Washington • Congress passed a measure this week aimed at fixing a decades old paperwork mistake on a Utah County water system.

But, um, wait, Congress actually passed that bill last year and President Barack Obama has already signed it into law.

So why the second vote?

Well, overnight, the South Utah Valley Electrical Conveyance Act became the restore-cuts-to-the-military-pensions-cost-of-living act.

Welcome to Washington, where the behind-the-scenes maneuvering can sometimes give you whiplash.

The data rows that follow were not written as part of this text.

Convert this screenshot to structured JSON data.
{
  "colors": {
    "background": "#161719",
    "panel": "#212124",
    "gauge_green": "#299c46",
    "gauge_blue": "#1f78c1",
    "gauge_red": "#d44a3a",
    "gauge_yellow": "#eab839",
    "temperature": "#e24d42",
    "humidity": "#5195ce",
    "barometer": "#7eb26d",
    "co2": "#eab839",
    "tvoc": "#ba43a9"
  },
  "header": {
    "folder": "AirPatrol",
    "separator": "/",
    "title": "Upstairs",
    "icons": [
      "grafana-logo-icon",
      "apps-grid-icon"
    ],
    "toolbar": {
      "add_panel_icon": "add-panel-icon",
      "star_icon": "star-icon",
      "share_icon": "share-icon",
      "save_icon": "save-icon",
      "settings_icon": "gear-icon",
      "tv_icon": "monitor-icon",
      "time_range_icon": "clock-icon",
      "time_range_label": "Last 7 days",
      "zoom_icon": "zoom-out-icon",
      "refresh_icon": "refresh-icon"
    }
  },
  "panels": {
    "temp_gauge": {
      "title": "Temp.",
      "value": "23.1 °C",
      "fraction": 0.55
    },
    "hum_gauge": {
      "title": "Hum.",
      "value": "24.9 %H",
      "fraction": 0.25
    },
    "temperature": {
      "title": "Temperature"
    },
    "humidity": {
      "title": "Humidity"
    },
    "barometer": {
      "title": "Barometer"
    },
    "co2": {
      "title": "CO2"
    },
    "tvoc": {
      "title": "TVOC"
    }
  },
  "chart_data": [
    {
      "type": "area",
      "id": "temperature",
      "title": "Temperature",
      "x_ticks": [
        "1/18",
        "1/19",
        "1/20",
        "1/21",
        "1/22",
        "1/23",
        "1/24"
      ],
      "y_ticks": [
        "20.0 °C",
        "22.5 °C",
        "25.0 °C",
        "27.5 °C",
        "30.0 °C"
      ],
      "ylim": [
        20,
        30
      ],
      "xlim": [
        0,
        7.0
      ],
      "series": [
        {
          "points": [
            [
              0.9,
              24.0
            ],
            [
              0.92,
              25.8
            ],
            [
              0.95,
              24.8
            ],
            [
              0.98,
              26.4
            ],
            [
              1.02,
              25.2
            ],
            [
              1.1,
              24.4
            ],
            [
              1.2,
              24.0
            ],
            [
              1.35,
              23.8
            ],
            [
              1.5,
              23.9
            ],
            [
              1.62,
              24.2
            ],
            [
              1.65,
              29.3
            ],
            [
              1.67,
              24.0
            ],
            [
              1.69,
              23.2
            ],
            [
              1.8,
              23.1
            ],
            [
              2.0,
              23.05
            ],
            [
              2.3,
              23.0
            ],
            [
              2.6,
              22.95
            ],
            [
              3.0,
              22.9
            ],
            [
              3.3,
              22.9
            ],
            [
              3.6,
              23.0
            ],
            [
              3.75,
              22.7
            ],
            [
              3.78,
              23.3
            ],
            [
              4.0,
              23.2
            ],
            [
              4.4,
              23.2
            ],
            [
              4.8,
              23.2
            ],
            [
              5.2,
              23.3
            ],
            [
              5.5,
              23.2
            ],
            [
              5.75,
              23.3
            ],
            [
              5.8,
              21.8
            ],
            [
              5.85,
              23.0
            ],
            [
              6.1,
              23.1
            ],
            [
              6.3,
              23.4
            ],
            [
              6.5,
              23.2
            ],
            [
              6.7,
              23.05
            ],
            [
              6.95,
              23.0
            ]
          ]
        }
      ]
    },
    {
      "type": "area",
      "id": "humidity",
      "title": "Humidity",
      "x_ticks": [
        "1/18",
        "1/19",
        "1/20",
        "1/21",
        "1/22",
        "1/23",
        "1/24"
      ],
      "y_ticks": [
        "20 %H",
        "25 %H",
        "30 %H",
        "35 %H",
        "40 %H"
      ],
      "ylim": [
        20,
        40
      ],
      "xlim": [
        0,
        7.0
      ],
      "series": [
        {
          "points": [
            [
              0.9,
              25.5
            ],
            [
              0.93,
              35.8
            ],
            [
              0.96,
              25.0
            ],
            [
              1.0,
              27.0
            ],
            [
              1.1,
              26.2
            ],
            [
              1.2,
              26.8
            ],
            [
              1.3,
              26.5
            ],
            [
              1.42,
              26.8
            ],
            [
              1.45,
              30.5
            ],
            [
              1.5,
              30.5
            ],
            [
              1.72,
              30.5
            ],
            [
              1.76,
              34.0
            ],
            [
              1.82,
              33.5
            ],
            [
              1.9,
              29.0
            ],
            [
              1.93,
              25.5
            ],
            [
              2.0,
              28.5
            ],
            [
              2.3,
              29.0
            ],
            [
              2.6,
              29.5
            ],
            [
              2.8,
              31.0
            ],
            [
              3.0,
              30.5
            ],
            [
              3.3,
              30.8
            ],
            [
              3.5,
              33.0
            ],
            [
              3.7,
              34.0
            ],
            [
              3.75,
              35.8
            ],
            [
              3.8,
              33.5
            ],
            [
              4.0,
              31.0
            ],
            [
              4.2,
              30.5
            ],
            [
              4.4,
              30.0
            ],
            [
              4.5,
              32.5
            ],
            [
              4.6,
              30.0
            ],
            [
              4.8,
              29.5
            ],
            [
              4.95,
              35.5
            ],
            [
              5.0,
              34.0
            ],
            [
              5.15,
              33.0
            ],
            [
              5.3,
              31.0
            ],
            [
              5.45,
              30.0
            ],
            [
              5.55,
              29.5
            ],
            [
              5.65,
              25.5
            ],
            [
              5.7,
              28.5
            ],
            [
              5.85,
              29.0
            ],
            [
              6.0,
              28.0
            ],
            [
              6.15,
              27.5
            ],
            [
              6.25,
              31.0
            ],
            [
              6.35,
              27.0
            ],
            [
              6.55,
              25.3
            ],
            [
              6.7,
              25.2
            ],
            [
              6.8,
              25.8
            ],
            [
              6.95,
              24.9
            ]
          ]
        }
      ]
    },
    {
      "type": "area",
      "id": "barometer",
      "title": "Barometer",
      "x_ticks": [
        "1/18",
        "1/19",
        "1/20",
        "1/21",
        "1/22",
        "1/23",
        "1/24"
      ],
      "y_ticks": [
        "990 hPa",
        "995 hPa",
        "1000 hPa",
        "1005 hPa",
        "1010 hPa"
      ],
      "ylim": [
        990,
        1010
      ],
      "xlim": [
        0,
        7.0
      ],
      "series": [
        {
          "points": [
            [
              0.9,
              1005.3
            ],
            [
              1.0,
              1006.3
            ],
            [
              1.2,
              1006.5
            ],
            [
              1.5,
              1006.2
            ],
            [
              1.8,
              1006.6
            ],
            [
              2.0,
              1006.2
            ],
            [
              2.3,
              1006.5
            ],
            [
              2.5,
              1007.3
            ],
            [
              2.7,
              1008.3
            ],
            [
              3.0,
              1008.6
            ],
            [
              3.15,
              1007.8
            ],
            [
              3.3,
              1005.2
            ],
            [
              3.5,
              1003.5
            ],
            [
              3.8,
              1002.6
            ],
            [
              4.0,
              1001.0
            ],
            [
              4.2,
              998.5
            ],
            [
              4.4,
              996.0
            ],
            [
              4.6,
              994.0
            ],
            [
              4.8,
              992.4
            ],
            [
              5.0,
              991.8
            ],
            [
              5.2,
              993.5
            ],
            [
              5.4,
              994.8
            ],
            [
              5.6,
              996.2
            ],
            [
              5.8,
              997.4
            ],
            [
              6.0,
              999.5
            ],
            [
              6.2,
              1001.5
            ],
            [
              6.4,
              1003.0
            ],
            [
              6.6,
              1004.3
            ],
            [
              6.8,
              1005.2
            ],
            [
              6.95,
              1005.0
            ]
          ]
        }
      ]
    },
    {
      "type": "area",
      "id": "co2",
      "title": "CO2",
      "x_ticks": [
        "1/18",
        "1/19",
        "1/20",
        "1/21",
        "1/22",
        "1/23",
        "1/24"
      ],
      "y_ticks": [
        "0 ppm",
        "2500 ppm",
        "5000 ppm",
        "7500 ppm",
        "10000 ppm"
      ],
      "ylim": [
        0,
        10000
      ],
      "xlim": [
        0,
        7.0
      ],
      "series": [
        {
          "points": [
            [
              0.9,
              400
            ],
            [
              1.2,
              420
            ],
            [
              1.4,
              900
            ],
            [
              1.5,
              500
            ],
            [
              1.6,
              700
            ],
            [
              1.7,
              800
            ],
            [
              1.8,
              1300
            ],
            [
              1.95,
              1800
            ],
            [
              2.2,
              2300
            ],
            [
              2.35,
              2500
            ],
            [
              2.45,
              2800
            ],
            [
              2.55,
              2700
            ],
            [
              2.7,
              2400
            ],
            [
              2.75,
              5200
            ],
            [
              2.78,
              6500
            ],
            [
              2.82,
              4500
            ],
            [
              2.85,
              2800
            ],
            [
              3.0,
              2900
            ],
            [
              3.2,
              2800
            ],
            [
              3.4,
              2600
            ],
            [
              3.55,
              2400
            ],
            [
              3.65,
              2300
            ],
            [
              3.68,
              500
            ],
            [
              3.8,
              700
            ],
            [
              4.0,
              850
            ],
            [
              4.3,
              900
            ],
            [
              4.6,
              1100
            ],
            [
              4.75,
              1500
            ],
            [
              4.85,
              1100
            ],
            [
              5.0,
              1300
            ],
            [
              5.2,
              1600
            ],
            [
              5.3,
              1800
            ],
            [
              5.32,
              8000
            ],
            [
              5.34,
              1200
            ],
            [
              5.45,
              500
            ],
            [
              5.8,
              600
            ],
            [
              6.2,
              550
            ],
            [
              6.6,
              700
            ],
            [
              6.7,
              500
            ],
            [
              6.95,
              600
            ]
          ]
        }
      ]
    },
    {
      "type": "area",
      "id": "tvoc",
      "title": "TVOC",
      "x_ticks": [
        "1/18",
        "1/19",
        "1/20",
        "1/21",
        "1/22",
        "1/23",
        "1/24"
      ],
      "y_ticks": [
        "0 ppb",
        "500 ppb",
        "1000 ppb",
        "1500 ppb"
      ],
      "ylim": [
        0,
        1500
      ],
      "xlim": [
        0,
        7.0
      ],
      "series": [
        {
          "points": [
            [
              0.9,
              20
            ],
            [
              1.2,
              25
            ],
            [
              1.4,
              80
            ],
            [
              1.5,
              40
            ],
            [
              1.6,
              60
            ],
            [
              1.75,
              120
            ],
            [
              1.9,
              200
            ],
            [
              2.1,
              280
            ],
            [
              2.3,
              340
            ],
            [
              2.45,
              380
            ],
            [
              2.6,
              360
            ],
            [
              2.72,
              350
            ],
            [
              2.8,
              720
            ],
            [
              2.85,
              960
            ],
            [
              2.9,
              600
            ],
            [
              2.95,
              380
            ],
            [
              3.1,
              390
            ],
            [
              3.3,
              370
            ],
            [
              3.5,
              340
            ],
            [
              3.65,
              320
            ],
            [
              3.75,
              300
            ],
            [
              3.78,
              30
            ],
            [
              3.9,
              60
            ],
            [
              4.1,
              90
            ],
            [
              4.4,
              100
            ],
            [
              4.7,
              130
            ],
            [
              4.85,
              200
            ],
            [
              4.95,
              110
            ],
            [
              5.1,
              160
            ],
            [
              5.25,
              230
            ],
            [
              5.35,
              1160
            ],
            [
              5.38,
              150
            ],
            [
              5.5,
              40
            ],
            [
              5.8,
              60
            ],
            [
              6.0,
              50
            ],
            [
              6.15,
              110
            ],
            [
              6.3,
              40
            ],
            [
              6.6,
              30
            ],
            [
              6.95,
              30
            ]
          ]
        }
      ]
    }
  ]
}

This kind of thing isn't covered in that 1970s cartoon that used to explain how Congress works.

"Anyone who thinks that Congress operates under the old Schoolhouse Rock procedures is going to be in for a shock," says Jim Manley, a former top adviser to Senate Majority Leader Harry Reid. "Stuff like this is nowhere to be found in that old chestnut we all grew up watching."

Sometimes Congress needs a last-minute vehicle to pass legislation and tends to grab the closest available bill. In this case, Republicans demanded that if they were to support an increase to the nation's borrowing limit, Congress would have to remove a one-percent slash to cost-of-living raises for military pensions.

Enter the Utah bill.

The House version of the legislation was passed by both chambers last July and is now on the books, but the Senate version had been sitting around for some time. When the need arose for a bill that could be hollowed out and refilled with the pension language, the House turned to Sen. Orrin Hatch's water measure.

"Congress doesn't always abide by the textbook way that a bill becomes a law," says Hatch spokeswoman Antonia Ferrier, who notes under Democratic control, the whole process of a bill going through committee and getting amended on the floor is now a "quaint thing of the past."

"Sometimes in order to facilitate getting something done," she adds, "leadership in the House and the Senate has to turn to a variety of different tools; that's how we've seen the shell of this bill turn into the legislative vehicle to restore military pension cuts."

It's also how, for another example, a measure to designate an air-traffic-control center in Nashua, N.H., somehow became the bill that raised the nation's debt limit. It had nothing to do with naming the New Hampshire complex the Patricia Clark Boston Air Route Traffic Control Center and everything to do with saying the Treasury Department could borrow some more cash to pay the government's bills.

But don't fear. The air traffic control center has not suffered for a lack of a name. Congress approved a House version of the bill last year and President Barack Obama signed it on Aug. 9, 2013.